За лесом — озеро. Пожалуй, старый Бог, действительно, поступил хорошо, создав всё это и заодно отделив землю от воды. Зачем только он так поскупился у нас и создал такое маленькое озеро, а не море или океан... Но и маленькое озеро, обязанное своим рождением небольшой плотине и водяной мельнице, манит к себе, и мы идем к нему.

Проходят дни...

Был вечер, было утро — день третий, день нового урока. Уже само ожидание его и сознание неотвратимости его — мучительно. Палящее июльское солнце, рдеющая малина, прохлада леса, купанье..., а тут «и сказал Господь!». Много позднее из Герцена я узнал, что нет неинтересных наук, а есть плохие учителя и... плохие ученики, добавлю уже от себя. Тогда же думал я о другом, о том, что я один сижу на веранде, что в руках у меня книжка — не чета Библии. Это — сказки о маленьком Муке, о калифе-аисте, это чудесные истории Гауфа. Дома никого нет, все ушли в лес... А я один на веранде. Хотя бы сегодня учитель не пришел, заболел, жестокосердечно думаю я, или умер, как тот генерал, похороны которого видел месяц назад, Но, увы, на дороге видна высокая, сутулая фигура реб Данкина Он медленно идет, опираясь на свою палку, истомленный жарой или заботами или и тем и другим вместе. Бедный старик! В июльскую жару, по солнцепеку тащился он из города по пыльной дороге для того, чтобы вдалбливать в голову не желавшего учиться мальчишки тексты священного писания и получать за это обед и жалкие гроши... Но это мои гораздо более поздние мысли, а тогда я с ненавистью смотрел на медленно приближающуюся длинную, слегка сгорбленную фигуру. Вот он уже свернул с дороги и идет рощей, его черный сюртук мелькает среди белых стволов берез. Он выходит на дорожку, ведущую к веранде. Подходит к ступенькам... И вдруг я решаюсь. Прыжок через барьер, отделяющий веранду от сада, и я на земле. На четвереньках, прикрываясь канавой, достигаю дороги. За мной ползет Франтик, бежит собака. Еще минута — и мы в своей зеленой пещере.

— Как же? — спрашивает Франтик.

— Ерунда. Не буду сегодня учиться, и все, — говорю я небрежно, хотя у самого внутри тот же беспокойный вопрос: что же будет?

— Мамка спросит, — терзает меня Франтик.

— Не спросит.

— А если спросит?

— Если спросит, скажу, что учился, и всё...

— А учитель скажет...

— Не скажет. Он скоро уйдет, а мама поздно придет.
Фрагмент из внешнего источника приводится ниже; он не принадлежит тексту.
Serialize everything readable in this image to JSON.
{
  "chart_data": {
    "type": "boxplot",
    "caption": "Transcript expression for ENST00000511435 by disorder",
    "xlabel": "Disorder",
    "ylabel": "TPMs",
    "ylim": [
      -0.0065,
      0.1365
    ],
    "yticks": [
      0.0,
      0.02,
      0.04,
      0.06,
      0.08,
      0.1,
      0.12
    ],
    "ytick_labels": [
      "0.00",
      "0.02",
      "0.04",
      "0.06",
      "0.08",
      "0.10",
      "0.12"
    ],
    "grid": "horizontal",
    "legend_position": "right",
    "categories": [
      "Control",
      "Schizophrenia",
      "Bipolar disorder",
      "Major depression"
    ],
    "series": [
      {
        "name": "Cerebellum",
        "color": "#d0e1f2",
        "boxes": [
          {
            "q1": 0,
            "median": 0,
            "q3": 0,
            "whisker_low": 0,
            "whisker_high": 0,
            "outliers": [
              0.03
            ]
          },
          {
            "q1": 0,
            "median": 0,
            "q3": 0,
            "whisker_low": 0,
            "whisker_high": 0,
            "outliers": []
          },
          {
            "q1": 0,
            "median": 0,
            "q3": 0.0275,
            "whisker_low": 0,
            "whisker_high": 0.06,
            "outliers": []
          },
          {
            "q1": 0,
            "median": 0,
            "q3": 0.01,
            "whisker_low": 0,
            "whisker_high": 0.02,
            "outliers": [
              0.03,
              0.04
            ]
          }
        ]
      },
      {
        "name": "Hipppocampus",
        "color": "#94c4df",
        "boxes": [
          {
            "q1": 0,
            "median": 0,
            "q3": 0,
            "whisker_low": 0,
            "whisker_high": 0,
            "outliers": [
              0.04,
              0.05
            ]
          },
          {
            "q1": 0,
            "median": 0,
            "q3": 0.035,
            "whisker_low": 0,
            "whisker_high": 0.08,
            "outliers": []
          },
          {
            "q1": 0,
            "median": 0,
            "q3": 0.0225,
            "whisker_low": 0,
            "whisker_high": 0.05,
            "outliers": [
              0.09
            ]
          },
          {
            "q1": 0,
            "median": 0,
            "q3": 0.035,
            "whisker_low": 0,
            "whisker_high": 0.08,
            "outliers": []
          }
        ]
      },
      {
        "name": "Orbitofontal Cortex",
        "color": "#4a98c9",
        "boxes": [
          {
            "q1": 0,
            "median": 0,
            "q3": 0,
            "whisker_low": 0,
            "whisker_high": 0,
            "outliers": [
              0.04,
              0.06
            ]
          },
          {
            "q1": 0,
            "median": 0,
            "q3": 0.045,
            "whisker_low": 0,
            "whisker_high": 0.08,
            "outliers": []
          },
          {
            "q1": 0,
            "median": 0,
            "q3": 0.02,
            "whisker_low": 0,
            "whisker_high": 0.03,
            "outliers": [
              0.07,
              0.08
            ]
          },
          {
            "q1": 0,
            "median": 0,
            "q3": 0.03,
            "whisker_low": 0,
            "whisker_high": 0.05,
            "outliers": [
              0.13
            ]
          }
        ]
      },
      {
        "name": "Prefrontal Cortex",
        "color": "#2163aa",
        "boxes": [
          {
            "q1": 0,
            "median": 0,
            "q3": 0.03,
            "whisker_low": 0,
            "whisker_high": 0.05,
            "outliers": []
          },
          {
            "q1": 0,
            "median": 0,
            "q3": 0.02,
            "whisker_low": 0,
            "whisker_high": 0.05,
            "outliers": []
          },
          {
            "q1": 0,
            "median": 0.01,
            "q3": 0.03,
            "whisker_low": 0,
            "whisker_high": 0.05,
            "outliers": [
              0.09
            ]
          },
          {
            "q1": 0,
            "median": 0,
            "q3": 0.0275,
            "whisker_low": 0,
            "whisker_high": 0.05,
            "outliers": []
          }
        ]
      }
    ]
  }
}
На душе всё же неспокойно, но решение твердо: лучше на озеро, чем на урок. Всегда легче проявлять волю и неукоснительно проводить решения, приятные для себя.

Пробираемся на озеро под прикрытием придорожных кустов. Не выдер-

 

- 15 -

живаю и смотрю на дом, — на веранде сидит реб Данкин, он опустил голову на грудь и дремлет...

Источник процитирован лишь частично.